The sum of abscissa and ordinate of a point on the circle `x^(2)+y^(2)-4x+2y-20=0` which is nearest to `(2, (3)/(2))` is :

To solve the problem, we need to find the sum of the abscissa (x-coordinate) and ordinate (y-coordinate) of the point on the circle that is nearest to the point (2, 3/2). ### Step 1: Rewrite the equation of the circle The given equation of the circle is: \[ x^2 + y^2 - 4x + 2y - 20 = 0 \] We can rewrite it in standard form by completing the square. ### Step 2: Completing the square for x and y 1. For \(x\): \[ x^2 - 4x \quad \text{(add and subtract 4)} \] \[ = (x - 2)^2 - 4 \] 2. For \(y\): \[ y^2 + 2y \quad \text{(add and subtract 1)} \] \[ = (y + 1)^2 - 1 \] Putting it all together: \[ (x - 2)^2 - 4 + (y + 1)^2 - 1 - 20 = 0 \] \[ (x - 2)^2 + (y + 1)^2 - 25 = 0 \] \[ (x - 2)^2 + (y + 1)^2 = 25 \] ### Step 3: Identify the center and radius of the circle From the standard form \((x - h)^2 + (y - k)^2 = r^2\): - Center \((h, k) = (2, -1)\) - Radius \(r = 5\) ### Step 4: Determine the position of the point (2, 3/2) We need to check if the point (2, 3/2) lies inside or outside the circle.
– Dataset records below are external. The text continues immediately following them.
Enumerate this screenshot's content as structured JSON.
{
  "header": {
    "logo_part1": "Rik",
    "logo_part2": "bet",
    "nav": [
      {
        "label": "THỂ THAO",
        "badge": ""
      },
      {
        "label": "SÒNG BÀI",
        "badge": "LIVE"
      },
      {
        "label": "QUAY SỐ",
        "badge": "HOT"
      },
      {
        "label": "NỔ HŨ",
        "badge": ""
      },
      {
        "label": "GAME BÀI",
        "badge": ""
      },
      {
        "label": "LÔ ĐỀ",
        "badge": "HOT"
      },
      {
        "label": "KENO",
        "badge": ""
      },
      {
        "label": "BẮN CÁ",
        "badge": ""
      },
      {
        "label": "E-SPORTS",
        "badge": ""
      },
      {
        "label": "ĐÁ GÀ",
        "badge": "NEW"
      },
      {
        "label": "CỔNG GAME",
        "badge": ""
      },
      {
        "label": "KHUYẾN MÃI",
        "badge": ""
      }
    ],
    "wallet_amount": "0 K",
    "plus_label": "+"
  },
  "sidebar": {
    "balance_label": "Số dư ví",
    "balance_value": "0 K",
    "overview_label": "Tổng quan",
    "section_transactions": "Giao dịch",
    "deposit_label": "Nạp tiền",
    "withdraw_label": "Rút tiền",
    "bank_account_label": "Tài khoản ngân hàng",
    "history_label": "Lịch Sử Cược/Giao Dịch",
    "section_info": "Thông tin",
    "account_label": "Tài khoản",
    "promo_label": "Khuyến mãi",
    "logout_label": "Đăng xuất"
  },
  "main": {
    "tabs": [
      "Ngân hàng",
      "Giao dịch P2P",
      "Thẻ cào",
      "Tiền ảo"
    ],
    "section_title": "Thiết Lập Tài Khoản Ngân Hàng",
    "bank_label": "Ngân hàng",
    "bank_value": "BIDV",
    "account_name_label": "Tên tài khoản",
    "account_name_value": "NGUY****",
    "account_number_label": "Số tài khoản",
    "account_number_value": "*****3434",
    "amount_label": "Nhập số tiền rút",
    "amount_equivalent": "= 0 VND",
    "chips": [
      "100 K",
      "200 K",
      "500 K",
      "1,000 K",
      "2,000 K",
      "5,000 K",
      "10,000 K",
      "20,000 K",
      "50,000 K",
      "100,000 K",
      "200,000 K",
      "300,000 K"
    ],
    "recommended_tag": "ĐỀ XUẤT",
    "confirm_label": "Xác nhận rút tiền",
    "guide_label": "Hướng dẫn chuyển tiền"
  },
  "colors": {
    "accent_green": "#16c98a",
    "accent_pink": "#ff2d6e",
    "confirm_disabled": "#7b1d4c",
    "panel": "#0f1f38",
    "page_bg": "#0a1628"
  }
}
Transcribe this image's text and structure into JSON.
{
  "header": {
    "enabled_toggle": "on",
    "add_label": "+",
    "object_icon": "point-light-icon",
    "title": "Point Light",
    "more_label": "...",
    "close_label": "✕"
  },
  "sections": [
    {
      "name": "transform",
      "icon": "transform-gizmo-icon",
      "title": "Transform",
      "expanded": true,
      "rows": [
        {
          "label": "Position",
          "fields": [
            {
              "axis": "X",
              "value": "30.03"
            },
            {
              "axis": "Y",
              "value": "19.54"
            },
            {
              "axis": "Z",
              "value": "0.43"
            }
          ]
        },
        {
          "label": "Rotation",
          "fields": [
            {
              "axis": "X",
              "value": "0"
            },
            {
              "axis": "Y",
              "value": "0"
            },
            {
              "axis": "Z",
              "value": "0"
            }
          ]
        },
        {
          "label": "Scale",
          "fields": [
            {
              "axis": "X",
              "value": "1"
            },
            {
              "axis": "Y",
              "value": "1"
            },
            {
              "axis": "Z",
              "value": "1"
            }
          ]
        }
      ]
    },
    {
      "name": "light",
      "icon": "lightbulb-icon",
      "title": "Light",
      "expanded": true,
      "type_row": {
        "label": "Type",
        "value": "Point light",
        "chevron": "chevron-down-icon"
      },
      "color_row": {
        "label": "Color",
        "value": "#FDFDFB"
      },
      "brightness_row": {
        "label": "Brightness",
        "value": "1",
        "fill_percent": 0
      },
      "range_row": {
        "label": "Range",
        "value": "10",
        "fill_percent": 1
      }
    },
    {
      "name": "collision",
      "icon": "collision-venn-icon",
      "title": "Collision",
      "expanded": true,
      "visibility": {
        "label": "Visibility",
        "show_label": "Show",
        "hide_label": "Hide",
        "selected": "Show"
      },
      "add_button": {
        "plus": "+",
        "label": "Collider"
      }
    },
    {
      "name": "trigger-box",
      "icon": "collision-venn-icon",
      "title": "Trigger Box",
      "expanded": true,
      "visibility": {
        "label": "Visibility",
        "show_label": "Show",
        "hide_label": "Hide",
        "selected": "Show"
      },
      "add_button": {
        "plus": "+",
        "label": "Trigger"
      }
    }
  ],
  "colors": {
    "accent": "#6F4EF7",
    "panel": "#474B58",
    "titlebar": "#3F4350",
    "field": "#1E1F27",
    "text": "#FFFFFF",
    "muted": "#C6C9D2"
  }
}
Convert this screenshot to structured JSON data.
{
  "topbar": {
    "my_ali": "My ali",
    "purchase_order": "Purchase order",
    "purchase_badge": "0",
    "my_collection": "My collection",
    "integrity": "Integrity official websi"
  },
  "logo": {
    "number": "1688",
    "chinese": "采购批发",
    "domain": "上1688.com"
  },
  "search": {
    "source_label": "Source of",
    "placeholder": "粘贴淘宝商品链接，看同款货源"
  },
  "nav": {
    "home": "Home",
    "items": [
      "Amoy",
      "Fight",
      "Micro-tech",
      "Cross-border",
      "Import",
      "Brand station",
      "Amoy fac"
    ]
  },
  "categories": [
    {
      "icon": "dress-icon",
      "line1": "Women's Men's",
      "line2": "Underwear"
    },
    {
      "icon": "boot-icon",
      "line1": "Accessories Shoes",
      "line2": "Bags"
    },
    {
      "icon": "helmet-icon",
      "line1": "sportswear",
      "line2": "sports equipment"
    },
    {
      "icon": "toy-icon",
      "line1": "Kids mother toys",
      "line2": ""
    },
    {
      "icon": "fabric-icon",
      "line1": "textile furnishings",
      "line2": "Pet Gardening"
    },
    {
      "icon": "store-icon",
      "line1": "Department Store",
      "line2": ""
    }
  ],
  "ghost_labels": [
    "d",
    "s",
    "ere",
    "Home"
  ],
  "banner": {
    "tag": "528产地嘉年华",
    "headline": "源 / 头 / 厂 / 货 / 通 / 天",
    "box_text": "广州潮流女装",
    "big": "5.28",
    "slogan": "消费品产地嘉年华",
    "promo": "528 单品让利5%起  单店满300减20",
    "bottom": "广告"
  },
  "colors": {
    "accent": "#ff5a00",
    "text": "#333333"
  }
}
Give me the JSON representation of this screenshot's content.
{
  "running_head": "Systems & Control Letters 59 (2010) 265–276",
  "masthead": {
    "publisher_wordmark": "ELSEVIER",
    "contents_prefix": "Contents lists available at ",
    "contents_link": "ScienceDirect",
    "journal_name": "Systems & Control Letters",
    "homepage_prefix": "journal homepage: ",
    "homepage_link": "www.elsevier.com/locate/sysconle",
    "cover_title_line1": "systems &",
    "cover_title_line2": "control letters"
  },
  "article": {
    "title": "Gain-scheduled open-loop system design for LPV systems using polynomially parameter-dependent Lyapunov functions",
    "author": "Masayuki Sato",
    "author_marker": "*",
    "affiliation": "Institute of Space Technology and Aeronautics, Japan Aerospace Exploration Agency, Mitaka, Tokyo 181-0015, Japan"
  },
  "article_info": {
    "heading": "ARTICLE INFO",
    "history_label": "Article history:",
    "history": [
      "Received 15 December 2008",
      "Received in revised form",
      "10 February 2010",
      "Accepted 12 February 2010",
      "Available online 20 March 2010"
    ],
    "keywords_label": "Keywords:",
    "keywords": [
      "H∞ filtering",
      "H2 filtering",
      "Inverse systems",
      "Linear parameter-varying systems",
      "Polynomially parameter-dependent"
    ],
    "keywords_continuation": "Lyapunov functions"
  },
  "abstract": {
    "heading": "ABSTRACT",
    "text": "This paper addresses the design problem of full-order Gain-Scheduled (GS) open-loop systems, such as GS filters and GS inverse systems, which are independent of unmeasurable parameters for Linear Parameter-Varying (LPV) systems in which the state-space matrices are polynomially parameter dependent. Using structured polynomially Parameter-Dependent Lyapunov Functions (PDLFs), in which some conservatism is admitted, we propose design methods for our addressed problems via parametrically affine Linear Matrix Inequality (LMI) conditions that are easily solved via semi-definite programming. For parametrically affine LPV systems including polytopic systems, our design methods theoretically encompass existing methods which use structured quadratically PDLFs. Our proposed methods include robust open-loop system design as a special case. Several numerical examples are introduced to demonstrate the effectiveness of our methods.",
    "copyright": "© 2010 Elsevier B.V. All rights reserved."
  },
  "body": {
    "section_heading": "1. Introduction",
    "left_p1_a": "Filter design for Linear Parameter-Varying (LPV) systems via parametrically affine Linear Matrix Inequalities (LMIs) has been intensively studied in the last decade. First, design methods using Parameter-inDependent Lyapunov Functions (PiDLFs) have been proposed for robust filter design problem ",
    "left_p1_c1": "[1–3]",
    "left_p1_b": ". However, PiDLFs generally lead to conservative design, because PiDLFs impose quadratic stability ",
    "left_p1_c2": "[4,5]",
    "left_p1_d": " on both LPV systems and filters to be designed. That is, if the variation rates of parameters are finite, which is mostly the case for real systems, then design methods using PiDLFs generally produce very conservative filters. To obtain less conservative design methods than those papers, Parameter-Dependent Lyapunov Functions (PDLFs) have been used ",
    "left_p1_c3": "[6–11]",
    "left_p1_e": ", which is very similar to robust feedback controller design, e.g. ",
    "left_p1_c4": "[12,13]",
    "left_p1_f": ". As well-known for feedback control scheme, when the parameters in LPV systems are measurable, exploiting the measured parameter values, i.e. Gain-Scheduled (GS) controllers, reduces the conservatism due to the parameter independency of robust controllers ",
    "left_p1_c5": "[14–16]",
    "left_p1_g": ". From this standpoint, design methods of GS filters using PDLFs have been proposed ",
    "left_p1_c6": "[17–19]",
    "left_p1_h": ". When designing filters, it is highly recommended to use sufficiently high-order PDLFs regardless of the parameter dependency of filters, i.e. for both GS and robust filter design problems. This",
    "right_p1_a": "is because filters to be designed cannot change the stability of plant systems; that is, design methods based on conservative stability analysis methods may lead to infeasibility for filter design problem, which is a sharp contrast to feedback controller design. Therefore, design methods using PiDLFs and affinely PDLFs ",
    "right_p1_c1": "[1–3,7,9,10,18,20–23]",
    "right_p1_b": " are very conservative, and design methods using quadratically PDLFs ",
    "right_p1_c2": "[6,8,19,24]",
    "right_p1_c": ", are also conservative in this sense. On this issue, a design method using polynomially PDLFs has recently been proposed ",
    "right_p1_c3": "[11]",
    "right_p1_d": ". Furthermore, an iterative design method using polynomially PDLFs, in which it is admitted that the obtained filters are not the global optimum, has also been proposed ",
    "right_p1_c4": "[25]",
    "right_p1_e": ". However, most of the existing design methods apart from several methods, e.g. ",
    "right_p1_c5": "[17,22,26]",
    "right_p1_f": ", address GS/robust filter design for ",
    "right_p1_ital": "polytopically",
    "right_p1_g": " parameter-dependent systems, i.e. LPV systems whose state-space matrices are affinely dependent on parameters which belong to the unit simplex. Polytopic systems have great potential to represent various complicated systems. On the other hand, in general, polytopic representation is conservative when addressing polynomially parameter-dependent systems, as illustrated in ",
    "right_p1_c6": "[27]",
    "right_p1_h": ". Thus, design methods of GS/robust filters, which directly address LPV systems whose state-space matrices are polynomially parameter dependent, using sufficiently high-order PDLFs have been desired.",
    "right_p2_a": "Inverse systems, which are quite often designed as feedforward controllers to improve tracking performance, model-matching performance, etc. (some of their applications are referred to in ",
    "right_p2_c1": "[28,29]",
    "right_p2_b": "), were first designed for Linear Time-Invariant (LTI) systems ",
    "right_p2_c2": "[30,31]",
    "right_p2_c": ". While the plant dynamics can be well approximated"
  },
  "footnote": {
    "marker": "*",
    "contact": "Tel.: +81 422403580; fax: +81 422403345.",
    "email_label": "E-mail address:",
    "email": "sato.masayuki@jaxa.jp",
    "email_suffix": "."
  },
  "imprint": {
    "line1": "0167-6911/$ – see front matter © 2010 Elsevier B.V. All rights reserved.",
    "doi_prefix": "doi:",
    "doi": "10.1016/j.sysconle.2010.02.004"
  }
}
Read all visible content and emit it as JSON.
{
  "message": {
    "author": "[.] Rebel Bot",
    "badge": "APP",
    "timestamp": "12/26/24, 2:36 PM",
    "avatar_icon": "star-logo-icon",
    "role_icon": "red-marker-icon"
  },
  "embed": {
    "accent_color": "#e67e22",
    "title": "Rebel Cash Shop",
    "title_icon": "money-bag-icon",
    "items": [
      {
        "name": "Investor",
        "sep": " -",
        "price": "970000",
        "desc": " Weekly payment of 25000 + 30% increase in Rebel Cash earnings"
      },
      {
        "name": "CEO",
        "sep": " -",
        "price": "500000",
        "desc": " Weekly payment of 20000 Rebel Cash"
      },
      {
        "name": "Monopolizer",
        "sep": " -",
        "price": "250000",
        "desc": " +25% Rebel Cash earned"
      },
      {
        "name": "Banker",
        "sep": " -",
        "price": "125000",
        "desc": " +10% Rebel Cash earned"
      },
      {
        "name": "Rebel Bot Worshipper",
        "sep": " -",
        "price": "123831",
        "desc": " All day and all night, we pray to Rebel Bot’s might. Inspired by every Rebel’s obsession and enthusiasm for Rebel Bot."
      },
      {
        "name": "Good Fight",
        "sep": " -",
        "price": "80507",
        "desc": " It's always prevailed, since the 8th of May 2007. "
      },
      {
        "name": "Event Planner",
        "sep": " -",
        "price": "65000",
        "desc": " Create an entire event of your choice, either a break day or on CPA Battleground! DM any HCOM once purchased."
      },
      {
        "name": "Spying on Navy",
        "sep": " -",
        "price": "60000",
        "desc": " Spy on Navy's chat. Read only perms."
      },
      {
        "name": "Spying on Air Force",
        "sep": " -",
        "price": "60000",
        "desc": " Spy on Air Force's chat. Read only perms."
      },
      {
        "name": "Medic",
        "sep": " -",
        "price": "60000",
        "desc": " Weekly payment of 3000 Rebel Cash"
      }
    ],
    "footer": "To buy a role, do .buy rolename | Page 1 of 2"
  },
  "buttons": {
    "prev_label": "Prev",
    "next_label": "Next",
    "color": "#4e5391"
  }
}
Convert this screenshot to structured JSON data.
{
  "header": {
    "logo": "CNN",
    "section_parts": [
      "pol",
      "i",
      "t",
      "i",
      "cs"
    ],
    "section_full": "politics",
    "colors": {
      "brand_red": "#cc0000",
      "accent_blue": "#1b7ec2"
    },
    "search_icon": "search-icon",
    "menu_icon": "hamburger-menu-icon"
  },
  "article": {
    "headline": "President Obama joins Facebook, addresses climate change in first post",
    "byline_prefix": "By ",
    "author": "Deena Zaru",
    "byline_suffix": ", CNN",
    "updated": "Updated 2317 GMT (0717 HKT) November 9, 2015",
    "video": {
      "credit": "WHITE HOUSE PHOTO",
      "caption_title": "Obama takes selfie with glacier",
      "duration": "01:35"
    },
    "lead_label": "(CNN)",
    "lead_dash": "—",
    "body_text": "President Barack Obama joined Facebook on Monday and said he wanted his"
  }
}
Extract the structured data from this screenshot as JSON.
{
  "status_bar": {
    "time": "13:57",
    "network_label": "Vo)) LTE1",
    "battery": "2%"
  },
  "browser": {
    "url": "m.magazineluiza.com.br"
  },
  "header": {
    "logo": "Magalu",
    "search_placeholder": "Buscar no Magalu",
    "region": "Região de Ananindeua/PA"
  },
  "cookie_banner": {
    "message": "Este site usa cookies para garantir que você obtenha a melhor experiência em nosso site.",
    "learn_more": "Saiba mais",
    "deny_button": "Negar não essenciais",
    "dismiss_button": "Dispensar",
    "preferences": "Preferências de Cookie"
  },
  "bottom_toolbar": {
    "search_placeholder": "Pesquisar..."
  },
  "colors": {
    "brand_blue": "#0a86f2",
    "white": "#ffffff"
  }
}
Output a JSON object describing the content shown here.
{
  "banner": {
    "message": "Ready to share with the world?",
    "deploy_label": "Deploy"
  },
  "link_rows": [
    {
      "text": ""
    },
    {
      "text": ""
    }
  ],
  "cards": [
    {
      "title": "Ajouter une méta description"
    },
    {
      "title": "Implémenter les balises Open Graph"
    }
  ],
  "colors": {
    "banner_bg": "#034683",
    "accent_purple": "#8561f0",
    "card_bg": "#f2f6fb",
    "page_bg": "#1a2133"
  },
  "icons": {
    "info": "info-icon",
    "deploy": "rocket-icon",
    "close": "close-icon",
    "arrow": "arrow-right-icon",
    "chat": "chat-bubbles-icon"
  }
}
We can do this by calculating the distance from the center to the point and comparing it with the radius. 1. Calculate the distance from the center (2, -1) to the point (2, 3/2): \[ \text{Distance} = \sqrt{(2 - 2)^2 + \left(\frac{3}{2} - (-1)\right)^2} = \sqrt{0 + \left(\frac{3}{2} + 1\right)^2} = \sqrt{\left(\frac{5}{2}\right)^2} = \frac{5}{2} \] 2. Since \(\frac{5}{2} < 5\), the point (2, 3/2) lies inside the circle. ### Step 5: Find the nearest point on the circle Since the point (2, 3/2) lies inside the circle, the nearest point on the circle will be directly above or below this point along the vertical line \(x = 2\). 1. The nearest point will be reached by moving a distance equal to the radius (5) from the center (2, -1) in the direction of the y-axis. 2. The center is at (2, -1). Moving 5 units upward: \[ y = -1 + 5 = 4 \] Thus, the nearest point on the circle is (2, 4). ### Step 6: Calculate the sum of abscissa and ordinate The sum of the abscissa and ordinate of the nearest point (2, 4) is: \[ x + y = 2 + 4 = 6 \] ### Final Answer The sum of the abscissa and ordinate of the point on the circle which is nearest to (2, 3/2) is **6**.